Apple and Microsoft were both birthed by the creation of the PC. Apple first, and then Microsoft, and the two firms were then known as the “Pirates Of Silicon Valley” even though Microsoft was up in Seattle.
Apple has primarily remained a hardware company, shifting impressively to consumer devices, and their most potent product is no longer the PC; it is the iPhone. Both companies embraced the then IBM model of lock-in and focused initially on revenue and market expansion, which isn’t unusual in a new company. Both also had an initial concern concerning those that pirated technology, even as they were accused of pirating technology from others.
But just as IBM faced challenges in the early 1990s, causing them to abandon lock-in as a strategy, so Microsoft did with a massive anti-trust loss that began a massive change in that company. Apple faces one of many anti-trust issues as I write this, but they largely remain the hardware-focused, lock-in vendor that they always have been, which is at least partially to blame for their anti-trust problems.
In no place is this difference more evident than at Microsoft Build this week. The theme is again “developers, developers, developers,” but I doubt any firm can now match with the extra benefit of focus and execution.
Let’s contrast Apple and Microsoft this week.
Apple vs. Microsoft
We begin with the revenue model, which is still essentially hardware-based on Apple’s side but has always been more software-focused and now more cloud-focused on Microsoft’s.

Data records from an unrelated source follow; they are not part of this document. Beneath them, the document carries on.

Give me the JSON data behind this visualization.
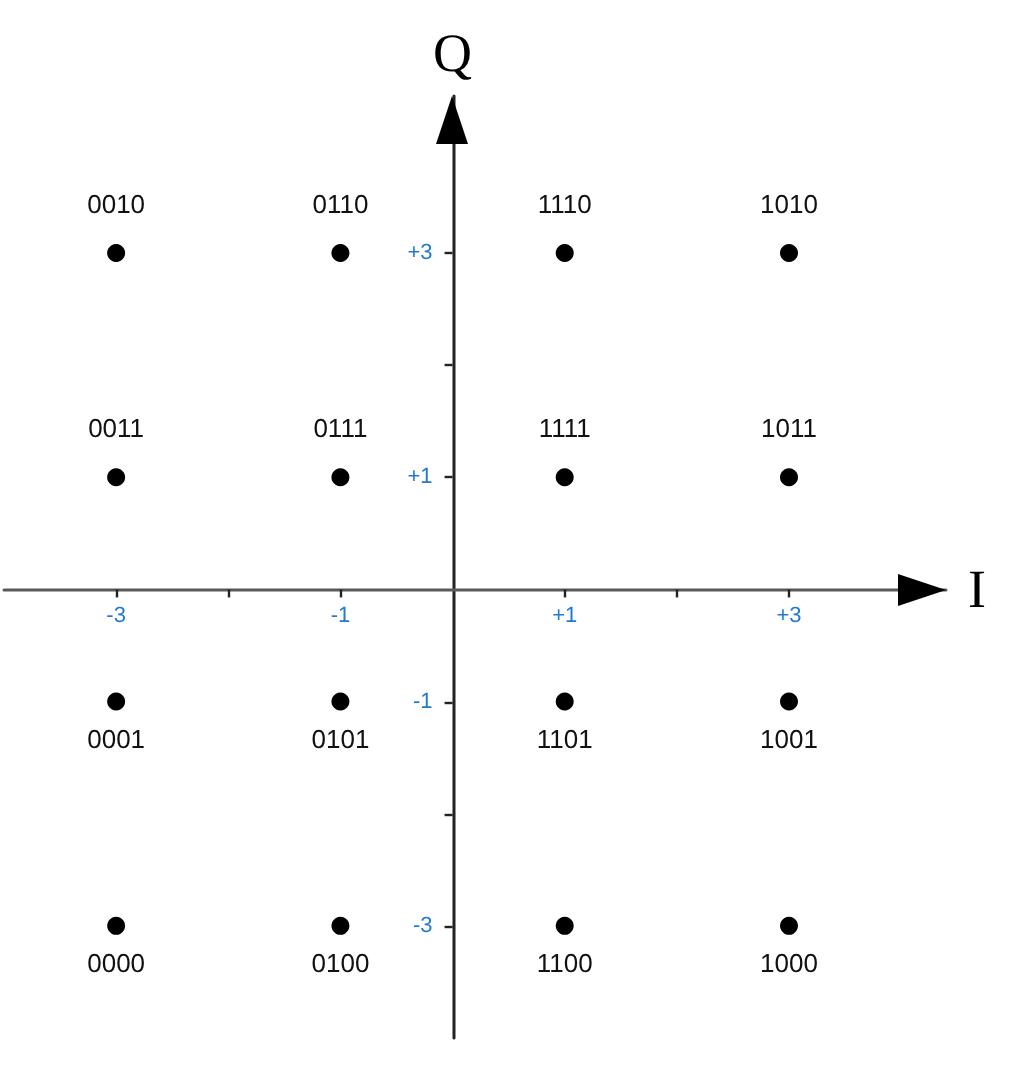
{
  "chart_data": {
    "type": "scatter",
    "xlabel": "I",
    "ylabel": "Q",
    "x": [
      -3,
      -1,
      1,
      3,
      -3,
      -1,
      1,
      3,
      -3,
      -1,
      1,
      3,
      -3,
      -1,
      1,
      3
    ],
    "values": [
      3,
      3,
      3,
      3,
      1,
      1,
      1,
      1,
      -1,
      -1,
      -1,
      -1,
      -3,
      -3,
      -3,
      -3
    ],
    "color": "#000000",
    "marker": "circle",
    "xlim": [
      -4,
      4.4
    ],
    "ylim": [
      -4,
      4.4
    ],
    "xticks": [
      -3,
      {
        "value": -2,
        "label": null
      },
      -1,
      {
        "value": 1,
        "label": "+1"
      },
      {
        "value": 2,
        "label": null
      },
      {
        "value": 3,
        "label": "+3"
      }
    ],
    "yticks": [
      -3,
      {
        "value": -2,
        "label": null
      },
      -1,
      {
        "value": 1,
        "label": "+1"
      },
      {
        "value": 2,
        "label": null
      },
      {
        "value": 3,
        "label": "+3"
      }
    ],
    "annotations": [
      {
        "text": "0010",
        "x": -3,
        "y": 3
      },
      {
        "text": "0110",
        "x": -1,
        "y": 3
      },
      {
        "text": "1110",
        "x": 1,
        "y": 3
      },
      {
        "text": "1010",
        "x": 3,
        "y": 3
      },
      {
        "text": "0011",
        "x": -3,
        "y": 1
      },
      {
        "text": "0111",
        "x": -1,
        "y": 1
      },
      {
        "text": "1111",
        "x": 1,
        "y": 1
      },
      {
        "text": "1011",
        "x": 3,
        "y": 1
      },
      {
        "text": "0001",
        "x": -3,
        "y": -1
      },
      {
        "text": "0101",
        "x": -1,
        "y": -1
      },
      {
        "text": "1101",
        "x": 1,
        "y": -1
      },
      {
        "text": "1001",
        "x": 3,
        "y": -1
      },
      {
        "text": "0000",
        "x": -3,
        "y": -3
      },
      {
        "text": "0100",
        "x": -1,
        "y": -3
      },
      {
        "text": "1100",
        "x": 1,
        "y": -3
      },
      {
        "text": "1000",
        "x": 3,
        "y": -3
      }
    ]
  }
}
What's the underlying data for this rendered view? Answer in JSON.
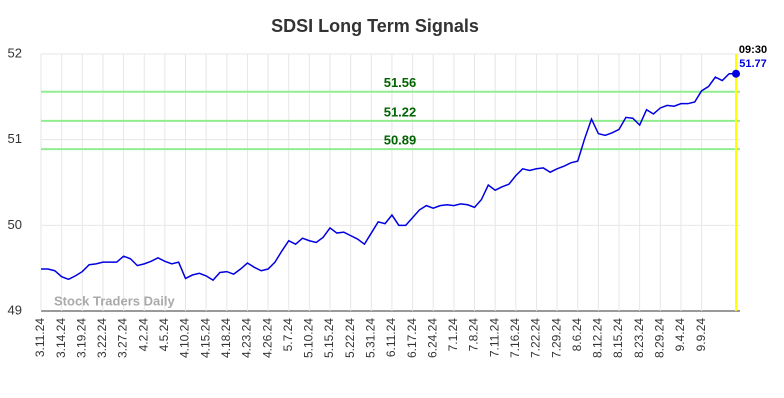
{
  "chart_data": {
    "type": "line",
    "title": "SDSI Long Term Signals",
    "watermark": "Stock Traders Daily",
    "categories": [
      "3.11.24",
      null,
      null,
      "3.14.24",
      null,
      null,
      "3.19.24",
      null,
      null,
      "3.22.24",
      null,
      null,
      "3.27.24",
      null,
      null,
      "4.2.24",
      null,
      null,
      "4.5.24",
      null,
      null,
      "4.10.24",
      null,
      null,
      "4.15.24",
      null,
      null,
      "4.18.24",
      null,
      null,
      "4.23.24",
      null,
      null,
      "4.26.24",
      null,
      null,
      "5.7.24",
      null,
      null,
      "5.10.24",
      null,
      null,
      "5.15.24",
      null,
      null,
      "5.22.24",
      null,
      null,
      "5.31.24",
      null,
      null,
      "6.11.24",
      null,
      null,
      "6.17.24",
      null,
      null,
      "6.24.24",
      null,
      null,
      "7.1.24",
      null,
      null,
      "7.8.24",
      null,
      null,
      "7.11.24",
      null,
      null,
      "7.16.24",
      null,
      null,
      "7.22.24",
      null,
      null,
      "7.29.24",
      null,
      null,
      "8.6.24",
      null,
      null,
      "8.12.24",
      null,
      null,
      "8.15.24",
      null,
      null,
      "8.23.24",
      null,
      null,
      "8.29.24",
      null,
      null,
      "9.4.24",
      null,
      null,
      "9.9.24",
      null,
      null,
      null,
      null,
      null
    ],
    "series": [
      {
        "name": "SDSI",
        "color": "#0000e0",
        "values": [
          49.49,
          49.49,
          49.47,
          49.4,
          49.37,
          49.41,
          49.46,
          49.54,
          49.55,
          49.57,
          49.57,
          49.57,
          49.64,
          49.61,
          49.53,
          49.55,
          49.58,
          49.62,
          49.58,
          49.55,
          49.57,
          49.38,
          49.42,
          49.44,
          49.41,
          49.36,
          49.45,
          49.46,
          49.43,
          49.49,
          49.56,
          49.51,
          49.47,
          49.49,
          49.57,
          49.7,
          49.82,
          49.78,
          49.85,
          49.82,
          49.8,
          49.86,
          49.97,
          49.91,
          49.92,
          49.88,
          49.84,
          49.78,
          49.91,
          50.04,
          50.02,
          50.12,
          50.0,
          50.0,
          50.09,
          50.18,
          50.23,
          50.2,
          50.23,
          50.24,
          50.23,
          50.25,
          50.24,
          50.21,
          50.3,
          50.47,
          50.41,
          50.45,
          50.48,
          50.58,
          50.66,
          50.64,
          50.66,
          50.67,
          50.62,
          50.66,
          50.69,
          50.73,
          50.75,
          51.01,
          51.24,
          51.07,
          51.05,
          51.08,
          51.12,
          51.26,
          51.25,
          51.17,
          51.35,
          51.3,
          51.37,
          51.4,
          51.39,
          51.42,
          51.42,
          51.44,
          51.57,
          51.62,
          51.73,
          51.69,
          51.77,
          51.77
        ]
      }
    ],
    "signal_lines": {
      "color": "#90ee90",
      "label_color": "#006400",
      "values": [
        51.56,
        51.22,
        50.89
      ]
    },
    "last_point": {
      "time": "09:30",
      "value": 51.77,
      "marker_line_color": "#ffff00"
    },
    "ylim": [
      49,
      52
    ],
    "yticks": [
      49,
      50,
      51,
      52
    ],
    "grid": true
  }
}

For Apple, developers are a revenue source. With a lock-in strategy, the core vendor is king and everyone else is a potential revenue source, not a partner, not even a customer, just a source of money. Thus Apple focuses on charging as much as possible in their app store, is infamous for mistreating partners like Qualcomm and Intel, and finding new and creative ways to mine its users for more money.
Apple can’t do enterprise because volume discounting and critical platforms like Linux and practices like Open Source are mostly bad jokes to them. But Microsoft embraces the enterprise, has pricing models uniquely designed for them, and treats developers more like partners in terms of executing for the future. While Microsoft had anti-trust issues when they were practicing lock-in, just as Apple does currently, no one seems to consider them as a problem and their developers seem to love the company.

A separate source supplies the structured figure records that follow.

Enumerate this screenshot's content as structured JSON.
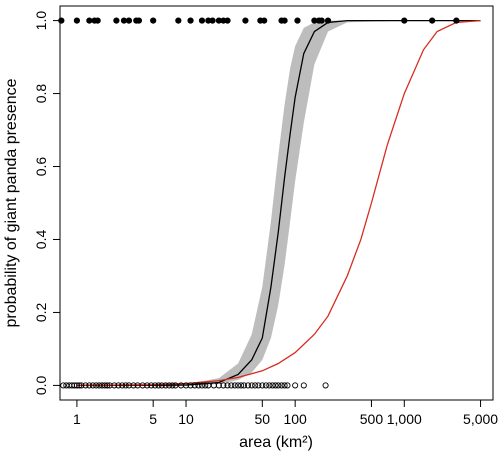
{
  "chart_data": {
    "type": "line",
    "title": "",
    "xlabel": "area (km²)",
    "ylabel": "probability of giant panda presence",
    "x_scale": "log",
    "xlim": [
      0.7,
      6500
    ],
    "ylim": [
      -0.04,
      1.04
    ],
    "x_ticks": [
      1,
      5,
      10,
      50,
      100,
      500,
      1000,
      5000
    ],
    "x_tick_labels": [
      "1",
      "5",
      "10",
      "50",
      "100",
      "500",
      "1,000",
      "5,000"
    ],
    "y_ticks": [
      0,
      0.2,
      0.4,
      0.6,
      0.8,
      1
    ],
    "y_tick_labels": [
      "0.0",
      "0.2",
      "0.4",
      "0.6",
      "0.8",
      "1.0"
    ],
    "grid": false,
    "legend": "none",
    "series": [
      {
        "style": "line",
        "color": "#000000",
        "x": [
          1,
          5,
          10,
          20,
          30,
          40,
          50,
          60,
          70,
          80,
          90,
          100,
          120,
          150,
          200,
          300,
          1000,
          5000
        ],
        "y": [
          0.0,
          0.0,
          0.001,
          0.008,
          0.03,
          0.07,
          0.13,
          0.27,
          0.42,
          0.57,
          0.69,
          0.79,
          0.91,
          0.97,
          0.995,
          1.0,
          1.0,
          1.0
        ],
        "band_lower": [
          0.0,
          0.0,
          0.0,
          0.004,
          0.015,
          0.035,
          0.07,
          0.13,
          0.22,
          0.33,
          0.45,
          0.56,
          0.72,
          0.88,
          0.97,
          0.995,
          1.0,
          1.0
        ],
        "band_upper": [
          0.0,
          0.001,
          0.003,
          0.02,
          0.06,
          0.14,
          0.27,
          0.45,
          0.63,
          0.77,
          0.87,
          0.93,
          0.98,
          0.995,
          1.0,
          1.0,
          1.0,
          1.0
        ],
        "band_color": "#bdbdbd"
      },
      {
        "style": "line",
        "color": "#d62d20",
        "x": [
          1,
          5,
          10,
          20,
          30,
          50,
          70,
          100,
          150,
          200,
          300,
          400,
          500,
          700,
          1000,
          1500,
          2000,
          3000,
          5000
        ],
        "y": [
          0.0,
          0.002,
          0.005,
          0.013,
          0.022,
          0.04,
          0.06,
          0.09,
          0.14,
          0.19,
          0.3,
          0.4,
          0.5,
          0.66,
          0.8,
          0.92,
          0.97,
          0.995,
          1.0
        ]
      }
    ],
    "points_present": {
      "style": "filled-circle",
      "y": 1,
      "x": [
        0.72,
        1,
        1.3,
        1.45,
        1.55,
        2.3,
        2.7,
        3.0,
        3.5,
        3.7,
        5.0,
        8.5,
        11,
        14,
        16,
        17.5,
        20,
        22,
        24,
        35,
        48,
        52,
        75,
        80,
        105,
        150,
        165,
        175,
        200,
        1000,
        1800,
        3000
      ]
    },
    "points_absent": {
      "style": "open-circle",
      "y": 0,
      "x": [
        0.75,
        0.8,
        0.85,
        0.9,
        0.95,
        1.0,
        1.05,
        1.1,
        1.2,
        1.3,
        1.4,
        1.5,
        1.6,
        1.7,
        1.8,
        1.9,
        2.0,
        2.2,
        2.4,
        2.6,
        2.8,
        3.0,
        3.3,
        3.6,
        4.0,
        4.4,
        4.8,
        5.2,
        5.6,
        6.0,
        6.5,
        7.0,
        7.5,
        8.0,
        9.0,
        10,
        11,
        12,
        13,
        14,
        15,
        16,
        18,
        20,
        22,
        24,
        26,
        28,
        30,
        32,
        34,
        37,
        40,
        43,
        46,
        50,
        54,
        58,
        62,
        66,
        70,
        75,
        80,
        85,
        100,
        120,
        190
      ]
    }
  }
}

Apple is all about hardware churn and can seem to move faster to new concepts because they don’t care if they obsolesce the hardware still in place. Microsoft, at Build, bragged you could still run obsolete products like Microsoft Money ’95. The nice thing about a services model that Microsoft has been rapidly adopting is that churn often only increases costs, not revenue, so it isn’t a core part of decision making while backward compatibility remains critical.
At Microsoft, their Open Source efforts, interoperability, and acceptance of popular developer platforms like Linux make them not only very different from the old Microsoft but massively different from Apple as well. Microsoft seems to now grasp that their success is directly related to the users’ success, companies, and, yes, developers that use their platform, creating a symbiotic relationship with all three showcased at Build this week.
Apple is more focused on getting people to buy the latest Apple gadget and finding ways to monetize those that want to sell to their users. Apple even argued in court that they should get the same subsidy from game developers that those developers pay to console companies even though, unlike those companies, Apple sells their devices below cost.
Wrapping Up
The difference between Apple and Microsoft is more than skin deep. While both companies started very similarly, focused on growth and excessively focused on revenue and profit, Microsoft fundamentally changed to focus more on services, developers, and the evolution of edge-to-cloud computing. Apple is still primarily focused on those old revenues, profit, and device churn. This lack of change on Apple’s side results in some initial developer revolt and an increased risk of a devastating anti-trust judgment, much like both IBM and Microsoft once endured.
The result is that Microsoft is undoubtedly a less stressful and more fun place to work than Apple is now because they don’t have the regulation and litigation exposure they once had. But, in the fight for the future, Microsoft’s strategy puts them in a more collaborative and less stressful place than Apple’s massive profit focus.
The firm’s fundamental difference is that Apple is still locked into the ugly model that created the company. At the same time, Microsoft has pivoted to the new Open Source, interoperable, and developer-friendly future that the rest of the tech market is headed.
In short, while Tim Cook as good or better a pirate than Steve Jobs ever was, Satya Nadella has moved on, and at Build this week, the Developers appear to prefer Satya’s more collaborative and cooperative vision of the future.